1 Explosives

1.1 by Rudolp Meyer, Josef Köhler and Axel Homburg, Wiley-VCH, Weinheim, Germany, 6th completely revised edn, 2007, pp viii + 421, ISBN 978-3-527-31656-4, Price: USD 121.95, EUR 179.00

I come from an era when chemistry was known as the subject of stinks and bangs but alas health and safety regulations have ensured that such pursuits as coating the teacher’s bench with nitrogen tri-iodide are no longer possible, which is one reason why students are no longer as attracted to the subject as they once were. This is a great pity because olfactory compounds and explosives both constitute extremely interesting and practical sub-sections of organic chemistry (I accept that explosives also cover some inorganic materials).

I certainly found it a delightful book to browse through. I say “browse through” rather than “read” because it is in the form of a cross between a dictionary and an encyclopaedia. Some of the entries are mere one liners such as “Thermite, an incendiary composition consisting of 2.75 parts of black iron oxide to one part of granular aluminium”, whereas the next entry “Thermodynamic Calculation of Decomposition Reactions” runs to eleven pages of text and twelve pages of tables of data. The book is also comprehensive in its coverage and contains entries such as an article on air bags for cars that one would not normally expect to find in a book on explosives. This article gives a whole new meaning to the phrase “to blow up”! There is also much information that could be dangerous in the wrong hands but discretion dictates that I should not give examples.
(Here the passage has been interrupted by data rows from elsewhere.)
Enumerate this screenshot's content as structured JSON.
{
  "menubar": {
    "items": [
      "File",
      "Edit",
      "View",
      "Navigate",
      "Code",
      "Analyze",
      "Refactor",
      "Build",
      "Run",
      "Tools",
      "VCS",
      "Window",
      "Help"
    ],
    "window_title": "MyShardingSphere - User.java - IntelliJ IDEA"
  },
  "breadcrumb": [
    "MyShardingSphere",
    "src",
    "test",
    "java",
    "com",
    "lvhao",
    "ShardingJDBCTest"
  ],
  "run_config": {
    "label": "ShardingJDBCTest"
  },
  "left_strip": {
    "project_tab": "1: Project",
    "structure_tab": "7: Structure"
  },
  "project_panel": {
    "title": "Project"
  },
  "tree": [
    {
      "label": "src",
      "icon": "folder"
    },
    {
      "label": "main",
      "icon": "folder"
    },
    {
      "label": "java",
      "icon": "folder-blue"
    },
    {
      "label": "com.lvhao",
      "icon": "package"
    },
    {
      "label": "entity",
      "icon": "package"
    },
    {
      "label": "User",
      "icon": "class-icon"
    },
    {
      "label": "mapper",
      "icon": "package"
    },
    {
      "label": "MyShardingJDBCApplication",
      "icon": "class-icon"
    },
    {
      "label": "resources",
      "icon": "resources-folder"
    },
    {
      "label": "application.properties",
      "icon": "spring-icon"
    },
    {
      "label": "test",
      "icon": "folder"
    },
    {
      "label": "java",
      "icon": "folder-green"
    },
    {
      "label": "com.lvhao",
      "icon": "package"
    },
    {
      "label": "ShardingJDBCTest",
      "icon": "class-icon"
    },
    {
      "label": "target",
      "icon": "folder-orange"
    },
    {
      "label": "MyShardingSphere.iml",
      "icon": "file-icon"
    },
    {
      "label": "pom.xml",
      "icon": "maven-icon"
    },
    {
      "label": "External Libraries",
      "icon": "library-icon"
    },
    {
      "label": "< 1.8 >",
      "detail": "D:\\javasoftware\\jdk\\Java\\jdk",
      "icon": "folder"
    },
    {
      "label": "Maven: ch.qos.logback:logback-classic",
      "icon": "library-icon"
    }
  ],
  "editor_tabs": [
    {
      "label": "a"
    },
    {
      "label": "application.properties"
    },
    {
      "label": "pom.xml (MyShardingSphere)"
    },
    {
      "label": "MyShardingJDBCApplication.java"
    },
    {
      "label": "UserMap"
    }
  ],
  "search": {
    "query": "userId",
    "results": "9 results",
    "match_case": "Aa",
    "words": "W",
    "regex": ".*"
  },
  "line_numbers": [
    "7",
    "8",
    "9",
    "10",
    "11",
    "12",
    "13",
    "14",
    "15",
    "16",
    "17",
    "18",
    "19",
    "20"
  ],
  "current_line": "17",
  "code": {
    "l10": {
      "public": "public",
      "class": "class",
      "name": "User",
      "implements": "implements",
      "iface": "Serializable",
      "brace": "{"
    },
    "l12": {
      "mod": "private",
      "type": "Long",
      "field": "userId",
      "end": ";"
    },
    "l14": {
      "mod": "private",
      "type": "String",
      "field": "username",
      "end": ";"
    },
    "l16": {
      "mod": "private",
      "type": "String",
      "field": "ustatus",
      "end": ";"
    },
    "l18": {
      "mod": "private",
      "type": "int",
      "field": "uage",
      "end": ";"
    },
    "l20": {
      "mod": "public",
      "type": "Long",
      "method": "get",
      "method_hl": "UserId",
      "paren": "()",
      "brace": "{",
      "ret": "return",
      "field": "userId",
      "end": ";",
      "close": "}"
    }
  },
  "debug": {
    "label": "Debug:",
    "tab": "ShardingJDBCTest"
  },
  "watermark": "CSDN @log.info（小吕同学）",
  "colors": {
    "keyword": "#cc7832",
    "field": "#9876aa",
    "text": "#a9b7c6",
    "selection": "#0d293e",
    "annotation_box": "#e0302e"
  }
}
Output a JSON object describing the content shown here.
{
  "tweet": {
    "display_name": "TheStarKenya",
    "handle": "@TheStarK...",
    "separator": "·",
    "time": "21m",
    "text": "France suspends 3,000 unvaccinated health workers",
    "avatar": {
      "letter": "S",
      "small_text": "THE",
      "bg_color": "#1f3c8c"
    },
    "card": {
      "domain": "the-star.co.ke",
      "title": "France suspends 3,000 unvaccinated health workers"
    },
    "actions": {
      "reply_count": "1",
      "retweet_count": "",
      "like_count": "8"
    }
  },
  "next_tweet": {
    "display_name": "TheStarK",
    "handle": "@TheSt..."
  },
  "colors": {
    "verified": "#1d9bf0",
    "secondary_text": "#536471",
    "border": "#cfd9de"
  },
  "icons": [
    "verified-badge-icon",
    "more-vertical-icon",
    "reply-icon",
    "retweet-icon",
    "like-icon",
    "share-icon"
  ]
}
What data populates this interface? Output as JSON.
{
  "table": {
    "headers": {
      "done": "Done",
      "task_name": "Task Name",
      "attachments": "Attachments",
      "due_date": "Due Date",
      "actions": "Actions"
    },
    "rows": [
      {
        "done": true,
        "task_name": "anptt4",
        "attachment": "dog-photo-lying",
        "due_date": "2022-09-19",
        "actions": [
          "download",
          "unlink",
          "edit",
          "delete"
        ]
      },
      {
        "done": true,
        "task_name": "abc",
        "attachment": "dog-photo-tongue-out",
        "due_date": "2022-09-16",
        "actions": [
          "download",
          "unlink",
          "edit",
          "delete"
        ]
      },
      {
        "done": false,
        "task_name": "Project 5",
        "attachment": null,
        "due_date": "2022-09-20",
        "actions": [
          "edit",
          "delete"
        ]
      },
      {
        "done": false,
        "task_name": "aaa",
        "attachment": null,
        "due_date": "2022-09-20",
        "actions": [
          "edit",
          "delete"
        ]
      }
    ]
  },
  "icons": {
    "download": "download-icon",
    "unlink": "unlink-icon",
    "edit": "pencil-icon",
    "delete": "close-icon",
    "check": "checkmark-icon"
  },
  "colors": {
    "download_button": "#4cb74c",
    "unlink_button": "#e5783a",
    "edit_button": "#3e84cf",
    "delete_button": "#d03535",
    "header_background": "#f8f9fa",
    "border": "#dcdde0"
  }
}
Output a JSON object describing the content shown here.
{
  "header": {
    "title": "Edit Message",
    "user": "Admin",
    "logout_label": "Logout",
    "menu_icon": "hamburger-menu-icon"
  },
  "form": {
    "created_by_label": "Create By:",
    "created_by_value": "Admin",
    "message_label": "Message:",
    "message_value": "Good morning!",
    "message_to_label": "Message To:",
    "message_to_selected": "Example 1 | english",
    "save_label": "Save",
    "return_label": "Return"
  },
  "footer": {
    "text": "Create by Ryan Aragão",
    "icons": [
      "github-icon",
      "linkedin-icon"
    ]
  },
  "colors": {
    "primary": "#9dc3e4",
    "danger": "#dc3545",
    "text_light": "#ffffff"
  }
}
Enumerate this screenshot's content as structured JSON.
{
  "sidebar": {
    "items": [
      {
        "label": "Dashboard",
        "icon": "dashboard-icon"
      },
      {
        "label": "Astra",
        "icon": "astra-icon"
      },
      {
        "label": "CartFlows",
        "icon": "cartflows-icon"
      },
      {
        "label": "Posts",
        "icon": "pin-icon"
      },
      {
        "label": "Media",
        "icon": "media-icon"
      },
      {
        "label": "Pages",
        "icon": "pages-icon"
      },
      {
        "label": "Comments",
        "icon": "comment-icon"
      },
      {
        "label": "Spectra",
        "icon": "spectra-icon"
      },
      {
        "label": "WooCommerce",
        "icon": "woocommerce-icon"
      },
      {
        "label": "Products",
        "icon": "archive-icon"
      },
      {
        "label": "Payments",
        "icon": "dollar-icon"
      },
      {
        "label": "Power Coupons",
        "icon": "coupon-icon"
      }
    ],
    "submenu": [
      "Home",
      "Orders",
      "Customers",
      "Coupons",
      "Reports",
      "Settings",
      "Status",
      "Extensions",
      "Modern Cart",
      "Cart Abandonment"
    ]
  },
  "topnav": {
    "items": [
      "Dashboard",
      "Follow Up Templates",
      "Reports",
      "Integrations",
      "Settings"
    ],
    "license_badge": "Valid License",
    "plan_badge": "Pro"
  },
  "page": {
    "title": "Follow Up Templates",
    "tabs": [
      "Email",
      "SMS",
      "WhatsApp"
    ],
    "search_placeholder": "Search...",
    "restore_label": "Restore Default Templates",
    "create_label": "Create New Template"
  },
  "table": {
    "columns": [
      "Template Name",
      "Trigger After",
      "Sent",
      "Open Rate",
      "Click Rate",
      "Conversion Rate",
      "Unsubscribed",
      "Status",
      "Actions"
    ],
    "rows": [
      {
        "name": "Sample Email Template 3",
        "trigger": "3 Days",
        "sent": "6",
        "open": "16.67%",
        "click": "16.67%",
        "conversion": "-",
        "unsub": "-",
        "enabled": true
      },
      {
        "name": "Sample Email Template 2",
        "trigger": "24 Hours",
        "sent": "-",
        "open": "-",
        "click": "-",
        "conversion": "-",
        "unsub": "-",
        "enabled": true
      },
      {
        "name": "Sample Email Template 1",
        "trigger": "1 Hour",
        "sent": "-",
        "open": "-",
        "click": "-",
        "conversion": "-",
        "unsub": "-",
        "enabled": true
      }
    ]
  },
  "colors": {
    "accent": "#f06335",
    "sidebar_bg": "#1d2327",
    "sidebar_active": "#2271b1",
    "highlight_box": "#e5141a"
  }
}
The book is closely associated with the Fraunhofer Institut für Chemische Technologie (ICT) and it contains a CD of a demonstration version of the ICT Database of Thermochemical Values. I assume that it was originally written in German but the authors have endeavoured to make it as widely available as possible by including in the headings of many articles the equivalent words or phases in English, German and French and the frontispiece has columns containing key phrases in English, German, French Spanish Russian and another Slavonic language that I could not identify. Throughout an → sign, instead of the more common instruction “cf”, refers the reader to other articles that should be consulted in conjunction with the one in question.

Although this is a book clearly intended for those using or manufacturing explosives, it has a much wider interest than this would suggest and it would be a desirable purchase for those involved in teaching undergraduate chemistry in order to be aware of potential hazards and to provide interesting examples of the application of chemistry in the real world.